III/IV, a double album culled from the sessions that begat Easy Tiger, is a perfect case in point. The songs contained on the two-disc set aren’t necessarily awful, but they are bland and lacking any of the loose, country sound that made the first two Cardinals albums so compelling. The content here is more akin to the first half of 2008’s Cardinology, where the band abetted Adams’ return to Rock N Roll’s faux arena jams.

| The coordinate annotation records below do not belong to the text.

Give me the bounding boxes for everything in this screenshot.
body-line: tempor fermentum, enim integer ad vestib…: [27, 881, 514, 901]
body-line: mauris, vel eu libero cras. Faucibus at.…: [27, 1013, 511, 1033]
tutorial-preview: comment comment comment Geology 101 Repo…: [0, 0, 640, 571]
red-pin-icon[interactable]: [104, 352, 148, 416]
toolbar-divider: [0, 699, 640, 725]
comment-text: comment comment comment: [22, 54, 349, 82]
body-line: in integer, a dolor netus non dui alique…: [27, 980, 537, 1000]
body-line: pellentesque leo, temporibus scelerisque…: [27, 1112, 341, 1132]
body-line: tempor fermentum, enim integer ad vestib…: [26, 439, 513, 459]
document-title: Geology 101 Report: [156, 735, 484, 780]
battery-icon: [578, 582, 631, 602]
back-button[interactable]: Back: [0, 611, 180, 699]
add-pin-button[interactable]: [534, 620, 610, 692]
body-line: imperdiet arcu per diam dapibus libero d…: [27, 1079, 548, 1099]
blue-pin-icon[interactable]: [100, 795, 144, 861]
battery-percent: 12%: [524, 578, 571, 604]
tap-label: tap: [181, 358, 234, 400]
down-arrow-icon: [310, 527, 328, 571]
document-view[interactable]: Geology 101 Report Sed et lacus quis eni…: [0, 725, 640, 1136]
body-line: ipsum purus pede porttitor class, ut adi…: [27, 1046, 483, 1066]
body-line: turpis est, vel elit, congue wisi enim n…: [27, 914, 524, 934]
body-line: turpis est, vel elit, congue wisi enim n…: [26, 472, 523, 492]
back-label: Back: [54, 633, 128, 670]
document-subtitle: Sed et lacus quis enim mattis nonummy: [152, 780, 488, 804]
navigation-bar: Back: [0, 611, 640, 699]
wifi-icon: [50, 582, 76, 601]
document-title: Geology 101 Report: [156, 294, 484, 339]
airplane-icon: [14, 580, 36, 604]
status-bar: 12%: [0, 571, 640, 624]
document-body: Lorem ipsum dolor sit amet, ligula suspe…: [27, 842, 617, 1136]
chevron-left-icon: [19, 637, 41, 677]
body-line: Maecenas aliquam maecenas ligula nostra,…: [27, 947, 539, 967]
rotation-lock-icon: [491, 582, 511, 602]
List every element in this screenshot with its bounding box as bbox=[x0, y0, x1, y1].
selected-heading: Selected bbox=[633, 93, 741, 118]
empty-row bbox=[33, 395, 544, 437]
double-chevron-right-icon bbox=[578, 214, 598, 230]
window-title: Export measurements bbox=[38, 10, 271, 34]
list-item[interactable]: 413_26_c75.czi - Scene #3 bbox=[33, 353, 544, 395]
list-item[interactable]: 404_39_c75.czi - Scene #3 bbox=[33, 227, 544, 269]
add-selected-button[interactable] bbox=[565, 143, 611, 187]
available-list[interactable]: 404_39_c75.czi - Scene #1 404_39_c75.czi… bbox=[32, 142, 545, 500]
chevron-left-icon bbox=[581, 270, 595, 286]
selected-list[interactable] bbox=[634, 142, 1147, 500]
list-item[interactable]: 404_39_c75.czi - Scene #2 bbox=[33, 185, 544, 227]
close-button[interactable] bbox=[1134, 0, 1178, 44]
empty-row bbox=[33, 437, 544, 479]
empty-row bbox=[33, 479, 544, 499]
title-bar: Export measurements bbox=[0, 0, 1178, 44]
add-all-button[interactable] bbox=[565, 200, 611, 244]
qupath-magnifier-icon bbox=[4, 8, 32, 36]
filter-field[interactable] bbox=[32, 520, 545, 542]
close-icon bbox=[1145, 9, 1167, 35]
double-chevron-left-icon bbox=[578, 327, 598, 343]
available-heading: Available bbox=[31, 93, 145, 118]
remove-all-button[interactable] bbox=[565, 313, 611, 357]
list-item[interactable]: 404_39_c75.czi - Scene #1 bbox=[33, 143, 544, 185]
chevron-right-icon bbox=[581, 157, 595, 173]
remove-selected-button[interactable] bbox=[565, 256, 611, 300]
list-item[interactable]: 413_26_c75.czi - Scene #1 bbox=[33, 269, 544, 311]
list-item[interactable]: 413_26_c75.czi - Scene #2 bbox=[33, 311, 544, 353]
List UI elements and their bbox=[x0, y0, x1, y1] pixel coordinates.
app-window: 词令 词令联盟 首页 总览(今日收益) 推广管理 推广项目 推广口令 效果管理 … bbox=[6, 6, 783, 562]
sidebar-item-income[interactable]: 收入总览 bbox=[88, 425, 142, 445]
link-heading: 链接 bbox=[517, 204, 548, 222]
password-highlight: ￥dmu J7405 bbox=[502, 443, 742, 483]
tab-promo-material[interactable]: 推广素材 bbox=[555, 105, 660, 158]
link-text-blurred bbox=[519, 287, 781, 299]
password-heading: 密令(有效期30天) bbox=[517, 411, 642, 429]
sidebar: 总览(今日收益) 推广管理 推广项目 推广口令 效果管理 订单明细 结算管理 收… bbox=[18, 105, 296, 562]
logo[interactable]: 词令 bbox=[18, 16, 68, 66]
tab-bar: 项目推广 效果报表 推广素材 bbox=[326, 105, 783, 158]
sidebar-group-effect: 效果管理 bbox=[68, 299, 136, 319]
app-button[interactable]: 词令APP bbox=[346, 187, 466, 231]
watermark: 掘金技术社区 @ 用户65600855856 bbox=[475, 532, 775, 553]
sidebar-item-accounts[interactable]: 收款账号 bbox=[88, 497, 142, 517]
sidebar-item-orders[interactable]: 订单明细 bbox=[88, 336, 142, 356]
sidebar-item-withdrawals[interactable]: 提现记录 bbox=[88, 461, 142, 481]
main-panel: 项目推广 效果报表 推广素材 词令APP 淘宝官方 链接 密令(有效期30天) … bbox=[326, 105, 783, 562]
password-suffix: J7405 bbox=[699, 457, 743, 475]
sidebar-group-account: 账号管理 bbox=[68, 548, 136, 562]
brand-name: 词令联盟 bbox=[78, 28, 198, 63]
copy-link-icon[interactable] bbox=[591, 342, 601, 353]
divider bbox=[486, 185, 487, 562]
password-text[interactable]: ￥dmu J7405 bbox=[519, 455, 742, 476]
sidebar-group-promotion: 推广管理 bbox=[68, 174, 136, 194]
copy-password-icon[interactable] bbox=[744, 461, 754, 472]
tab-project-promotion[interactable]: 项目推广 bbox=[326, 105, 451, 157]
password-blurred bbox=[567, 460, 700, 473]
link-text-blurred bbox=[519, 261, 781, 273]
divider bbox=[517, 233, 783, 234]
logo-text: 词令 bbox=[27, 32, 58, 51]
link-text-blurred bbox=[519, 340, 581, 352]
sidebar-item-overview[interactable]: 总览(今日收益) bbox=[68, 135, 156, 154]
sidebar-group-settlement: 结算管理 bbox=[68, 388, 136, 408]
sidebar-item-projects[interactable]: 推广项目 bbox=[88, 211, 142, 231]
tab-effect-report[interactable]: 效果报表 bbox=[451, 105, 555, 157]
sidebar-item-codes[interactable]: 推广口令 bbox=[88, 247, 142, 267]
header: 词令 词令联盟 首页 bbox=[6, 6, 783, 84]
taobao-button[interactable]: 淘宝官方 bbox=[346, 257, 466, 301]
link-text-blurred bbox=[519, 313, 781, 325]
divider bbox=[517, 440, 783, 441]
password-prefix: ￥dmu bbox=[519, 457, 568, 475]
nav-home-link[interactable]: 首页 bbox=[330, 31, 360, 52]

The songs on III/IV unspool one after the other, based on simple guitar and piano lines that never offend, but adhere strictly to Adams conception of “rock” music. There are few experiments and digression from form, leading the entire set to run together into a stolid mash of very regular songs. The lyrics (and the goofy free verse contained therein that have saved many of Adams’ songs) are indicative only of Adams trying his hand once again at being a genuine rock musician. That he has continued down this avenue continually shows that he might have some genuine interest in it. Until he learns to translate the raw, confessional edge of his music to his work in the genre, the results will always be as unsatisfying as III/IV.